Monday, May 19, 2014

Once Around the Blogs, Please

I spent much of this last weekend fielding and posting (in The Rap Sheet) information from UK correspondent Ali Karim, all having to do with award winners and other goings-on at CrimeFest 2014. However, I managed at the same time to organize some recent book-cover-related links, and am presenting those below.

• It wasn’t long ago that I added the oddly named Ragged Claws Network to Killer Covers’ blogroll (under the heading “Book Design/Illustration”), and I’m glad I did. Two recent postings of note there: this piece about Dashiell Hammett paperbacks from the 1940s; and this other one that displays J. Lombardero’s Sax Rohmer covers for Pyramid. Learn more about those Rohmer releases here.

• Nick Jones spotlights" Peter Cheyney’s eight-book “Dark Series” of spy novels in Existential Ennui. “The novels,” writes Jones, “detail the exploits--both wartime and postwar--of a rotating cast of counter-espionage agents of British Intelligence, notably Michael Kane and Ernie Guelvada, along with their boss, Peter Quayle.”

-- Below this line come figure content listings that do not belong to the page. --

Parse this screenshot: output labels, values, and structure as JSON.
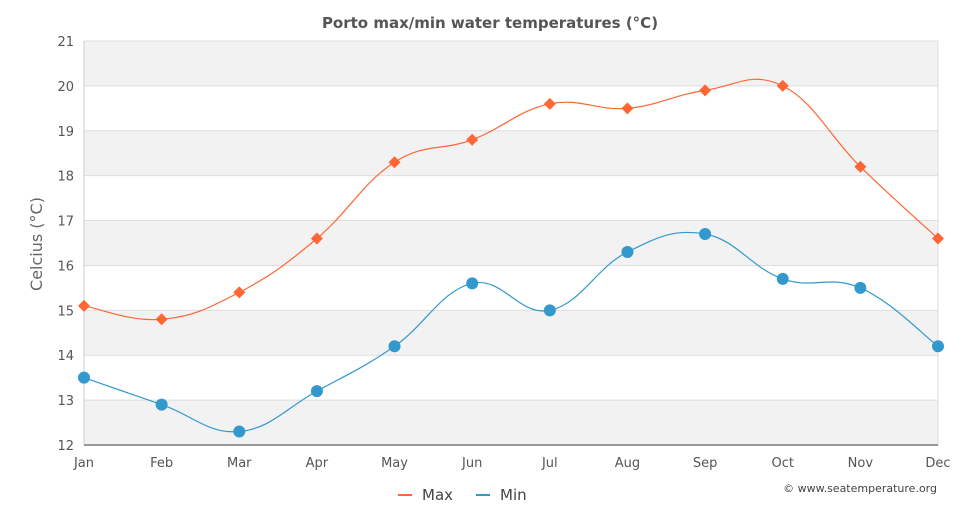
{
  "chart_data": {
    "type": "line",
    "title": "Porto max/min water temperatures (°C)",
    "xlabel": "",
    "ylabel": "Celcius (°C)",
    "ylim": [
      12,
      21
    ],
    "yticks": [
      12,
      13,
      14,
      15,
      16,
      17,
      18,
      19,
      20,
      21
    ],
    "categories": [
      "Jan",
      "Feb",
      "Mar",
      "Apr",
      "May",
      "Jun",
      "Jul",
      "Aug",
      "Sep",
      "Oct",
      "Nov",
      "Dec"
    ],
    "series": [
      {
        "name": "Max",
        "color": "#ff6633",
        "marker": "diamond",
        "values": [
          15.1,
          14.8,
          15.4,
          16.6,
          18.3,
          18.8,
          19.6,
          19.5,
          19.9,
          20.0,
          18.2,
          16.6
        ]
      },
      {
        "name": "Min",
        "color": "#3399cc",
        "marker": "circle",
        "values": [
          13.5,
          12.9,
          12.3,
          13.2,
          14.2,
          15.6,
          15.0,
          16.3,
          16.7,
          15.7,
          15.5,
          14.2
        ]
      }
    ],
    "grid": "alternating horizontal bands",
    "legend_position": "bottom-center",
    "credit": "© www.seatemperature.org"
  }
}
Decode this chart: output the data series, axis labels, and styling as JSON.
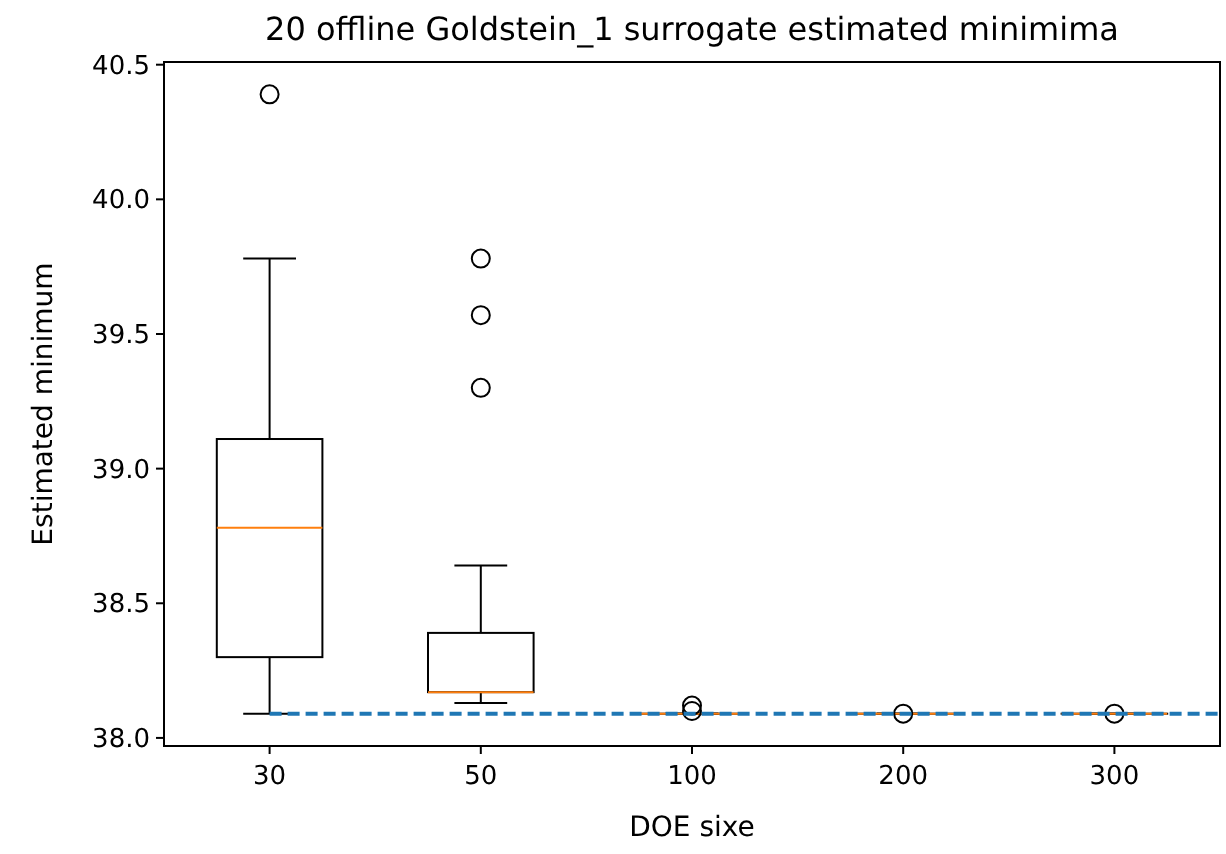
{
  "chart_data": {
    "type": "box",
    "title": "20 offline Goldstein_1 surrogate estimated minimima",
    "xlabel": "DOE sixe",
    "ylabel": "Estimated minimum",
    "categories": [
      "30",
      "50",
      "100",
      "200",
      "300"
    ],
    "boxes": [
      {
        "low": 38.09,
        "q1": 38.3,
        "median": 38.78,
        "q3": 39.11,
        "high": 39.78,
        "outliers": [
          40.39
        ]
      },
      {
        "low": 38.13,
        "q1": 38.17,
        "median": 38.17,
        "q3": 38.39,
        "high": 38.64,
        "outliers": [
          39.78,
          39.57,
          39.3
        ]
      },
      {
        "low": 38.09,
        "q1": 38.09,
        "median": 38.09,
        "q3": 38.09,
        "high": 38.09,
        "outliers": [
          38.12,
          38.1
        ]
      },
      {
        "low": 38.09,
        "q1": 38.09,
        "median": 38.09,
        "q3": 38.09,
        "high": 38.09,
        "outliers": [
          38.09
        ]
      },
      {
        "low": 38.09,
        "q1": 38.09,
        "median": 38.09,
        "q3": 38.09,
        "high": 38.09,
        "outliers": [
          38.09
        ]
      }
    ],
    "color": "#000000",
    "ylim": [
      37.97,
      40.51
    ],
    "yticks": [
      {
        "value": 38,
        "label": "38.0"
      },
      38.5,
      {
        "value": 39,
        "label": "39.0"
      },
      39.5,
      {
        "value": 40,
        "label": "40.0"
      },
      40.5
    ],
    "ref_lines": [
      {
        "axis": "y",
        "value": 38.09,
        "color": "#1f77b4",
        "line_style": "dashed"
      }
    ],
    "grid": false
  }
}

• A blog called Quartz (yeah, that’s a new Web resource for me, too) points out the design similarities among dozens of volumes “either set in Africa or written by African writers. The texts of the books were as diverse as the geography they covered: Nigeria, Zimbabwe, South Africa, Botswana, Zambia, Mozambique. They were written in wildly divergent styles, by writers that included several Nobel Prize winners. Yet all of books’ covers featured an acacia tree, an orange sunset over the veld, or both.” The full post is here.

• British comics historian Steve Holland delivers another eye-catching gallery of book covers in his blog, Bear Alley. This time, his focus is on Martin Cruz Smith’s novels, everything from Gypsy in Amber to last year’s Tatiana. He’s even thrown in the fronts from a trio of tales Smith contributed to the Nick Carter series.

• In Too Much Horror Fiction, Will Errickson offers a line-up of façades from John Saul’s numerous suspense novels.

• And I recently mentioned a couple of titles from the sexually suggestive Beacon Books line of paperbacks. Now The Golden Age rolls out more than 30 illustrations that once fronted those books.